Once done, use this script to setup a valid Tweet request. Replace CONSUMER_KEY and CONSUMER_SECRET with the API key and secret for your app; replace TOKEN, and TOKEN_SECRET with your user's access token and access token secret.

var CONSUMER_KEY = 'your consumer key';
var CONSUMER_SECRET = 'your consumer secret';
var TOKEN = 'your access token';
var TOKEN_SECRET = 'your access token secret';
/**
 * Authorizes and makes a request to the Twitter API.
 */
function run() {
  var service = getService();
  Logger.log(service.getCallbackUrl())
  if (service.hasAccess()) {
    var url = 'https://api.twitter.com/1.1/statuses/update.json';
    var payload = {
      status: 'just setting up my google apps script'
    };
    var response = service.fetch(url, {
      method: 'post',
      payload: payload
    });
    var result = JSON.parse(response.getContentText());
    Logger.log(JSON.stringify(result, null, 2));
  } else {
    var authorizationUrl = service.authorize();
    Logger.log('Open the following URL and re-run the script: %s',
        authorizationUrl);
  }
} 

function doGet() {
  return HtmlService.createHtmlOutput(ScriptApp.getService().getUrl());
}

/**
 * Reset the authorization state, so that it can be re-tested.
 */
function reset() {
  var service = getService();
  service.reset();
}

/**
 * Configures the service.
 */
function getService() {
  return OAuth1.createService('Twitter')
      // Set the endpoint URLs.
      .setAccessTokenUrl('https://api.twitter.com/oauth/access_token')
      .setRequestTokenUrl('https://api.twitter.com/oauth/request_token')
      .setAuthorizationUrl('https://api.twitter.com/oauth/authorize')

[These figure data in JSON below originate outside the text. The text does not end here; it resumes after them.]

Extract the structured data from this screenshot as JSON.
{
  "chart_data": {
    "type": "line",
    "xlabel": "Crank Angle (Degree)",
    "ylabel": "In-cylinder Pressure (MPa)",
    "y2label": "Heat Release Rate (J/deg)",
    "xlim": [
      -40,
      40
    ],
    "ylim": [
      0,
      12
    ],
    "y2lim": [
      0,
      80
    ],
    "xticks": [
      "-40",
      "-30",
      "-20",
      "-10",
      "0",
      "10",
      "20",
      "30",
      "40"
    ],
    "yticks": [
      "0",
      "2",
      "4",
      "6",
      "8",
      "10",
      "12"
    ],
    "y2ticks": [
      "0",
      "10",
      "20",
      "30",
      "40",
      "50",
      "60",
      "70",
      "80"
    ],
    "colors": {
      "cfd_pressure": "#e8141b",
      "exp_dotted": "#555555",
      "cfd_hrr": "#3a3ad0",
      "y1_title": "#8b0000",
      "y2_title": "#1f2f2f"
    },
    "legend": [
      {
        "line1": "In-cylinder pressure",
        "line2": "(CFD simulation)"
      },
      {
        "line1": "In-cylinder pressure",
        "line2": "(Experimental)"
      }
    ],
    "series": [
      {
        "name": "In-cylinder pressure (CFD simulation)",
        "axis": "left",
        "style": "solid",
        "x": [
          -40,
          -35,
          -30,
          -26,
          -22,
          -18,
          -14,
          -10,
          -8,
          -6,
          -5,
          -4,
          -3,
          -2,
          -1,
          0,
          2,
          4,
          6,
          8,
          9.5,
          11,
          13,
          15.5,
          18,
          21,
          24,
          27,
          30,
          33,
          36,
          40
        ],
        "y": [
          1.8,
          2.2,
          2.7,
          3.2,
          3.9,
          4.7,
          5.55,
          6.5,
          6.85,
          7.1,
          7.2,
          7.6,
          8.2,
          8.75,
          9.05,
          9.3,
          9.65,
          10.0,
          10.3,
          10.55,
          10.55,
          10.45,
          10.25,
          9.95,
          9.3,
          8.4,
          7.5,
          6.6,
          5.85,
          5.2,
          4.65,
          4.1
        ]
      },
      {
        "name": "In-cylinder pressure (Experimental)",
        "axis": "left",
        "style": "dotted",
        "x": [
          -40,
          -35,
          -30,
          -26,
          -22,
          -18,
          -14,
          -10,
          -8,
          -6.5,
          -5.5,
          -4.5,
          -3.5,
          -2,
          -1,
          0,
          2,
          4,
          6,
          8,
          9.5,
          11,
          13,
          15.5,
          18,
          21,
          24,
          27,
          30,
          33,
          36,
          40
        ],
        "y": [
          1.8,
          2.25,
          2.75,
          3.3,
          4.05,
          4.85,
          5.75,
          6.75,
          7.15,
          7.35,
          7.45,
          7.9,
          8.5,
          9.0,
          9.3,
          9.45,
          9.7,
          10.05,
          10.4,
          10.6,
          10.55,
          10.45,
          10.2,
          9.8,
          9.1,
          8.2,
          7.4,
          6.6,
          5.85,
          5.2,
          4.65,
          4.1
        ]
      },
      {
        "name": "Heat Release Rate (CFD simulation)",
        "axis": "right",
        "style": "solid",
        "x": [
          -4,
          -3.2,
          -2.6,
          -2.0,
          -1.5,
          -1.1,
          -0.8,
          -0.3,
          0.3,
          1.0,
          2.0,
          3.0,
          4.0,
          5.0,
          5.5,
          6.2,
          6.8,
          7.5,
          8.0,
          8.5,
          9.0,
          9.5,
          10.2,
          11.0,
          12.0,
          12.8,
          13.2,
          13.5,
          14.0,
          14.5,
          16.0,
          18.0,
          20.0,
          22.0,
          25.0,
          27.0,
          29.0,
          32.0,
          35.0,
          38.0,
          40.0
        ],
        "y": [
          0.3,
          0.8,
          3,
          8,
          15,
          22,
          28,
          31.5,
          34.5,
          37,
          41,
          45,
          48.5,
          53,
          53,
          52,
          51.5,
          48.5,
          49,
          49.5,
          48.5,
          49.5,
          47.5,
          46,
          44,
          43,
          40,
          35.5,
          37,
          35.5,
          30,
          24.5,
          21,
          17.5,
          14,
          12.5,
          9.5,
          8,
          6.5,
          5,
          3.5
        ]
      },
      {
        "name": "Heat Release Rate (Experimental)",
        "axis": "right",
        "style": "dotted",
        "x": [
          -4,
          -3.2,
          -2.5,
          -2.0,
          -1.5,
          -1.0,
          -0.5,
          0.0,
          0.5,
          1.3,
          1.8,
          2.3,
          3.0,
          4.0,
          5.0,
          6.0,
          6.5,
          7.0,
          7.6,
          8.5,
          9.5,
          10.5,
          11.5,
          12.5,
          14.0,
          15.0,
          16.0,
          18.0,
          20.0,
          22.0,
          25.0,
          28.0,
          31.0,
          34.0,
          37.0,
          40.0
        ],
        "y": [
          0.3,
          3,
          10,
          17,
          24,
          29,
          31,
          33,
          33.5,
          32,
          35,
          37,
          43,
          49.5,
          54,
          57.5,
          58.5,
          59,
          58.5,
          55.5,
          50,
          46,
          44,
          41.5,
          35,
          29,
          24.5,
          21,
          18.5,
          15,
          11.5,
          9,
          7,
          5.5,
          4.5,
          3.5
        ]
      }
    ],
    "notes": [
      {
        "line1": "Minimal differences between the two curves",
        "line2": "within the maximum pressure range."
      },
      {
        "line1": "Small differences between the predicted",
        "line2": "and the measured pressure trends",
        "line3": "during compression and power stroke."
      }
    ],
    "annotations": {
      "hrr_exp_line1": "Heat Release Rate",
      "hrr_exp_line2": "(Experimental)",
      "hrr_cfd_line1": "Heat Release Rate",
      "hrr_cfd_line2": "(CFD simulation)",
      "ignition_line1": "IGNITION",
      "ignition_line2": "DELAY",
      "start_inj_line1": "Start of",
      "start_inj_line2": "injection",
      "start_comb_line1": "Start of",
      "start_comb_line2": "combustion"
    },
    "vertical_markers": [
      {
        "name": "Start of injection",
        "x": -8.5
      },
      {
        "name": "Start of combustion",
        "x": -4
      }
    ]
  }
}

      // Set the consumer key and secret.
      .setConsumerKey(CONSUMER_KEY)
      .setConsumerSecret(CONSUMER_SECRET)

      // Set your user's access token key and secret
      .setAccessToken(TOKEN, TOKEN_SECRET)

      .setCallbackFunction('authCallback')  
}

/**
 * Handles the OAuth callback.
 */
function authCallback(request) {
  var service = getService();
  var authorized = service.handleCallback(request);
  if (authorized) {
    return HtmlService.createHtmlOutput('Success!');
  } else {
    return HtmlService.createHtmlOutput('Denied');
  }
}

Alternatively, you can use Google's own OAuth 1 replacement script to sign OAuth 1 requests. You can find an example of usage in the Google Ads script page.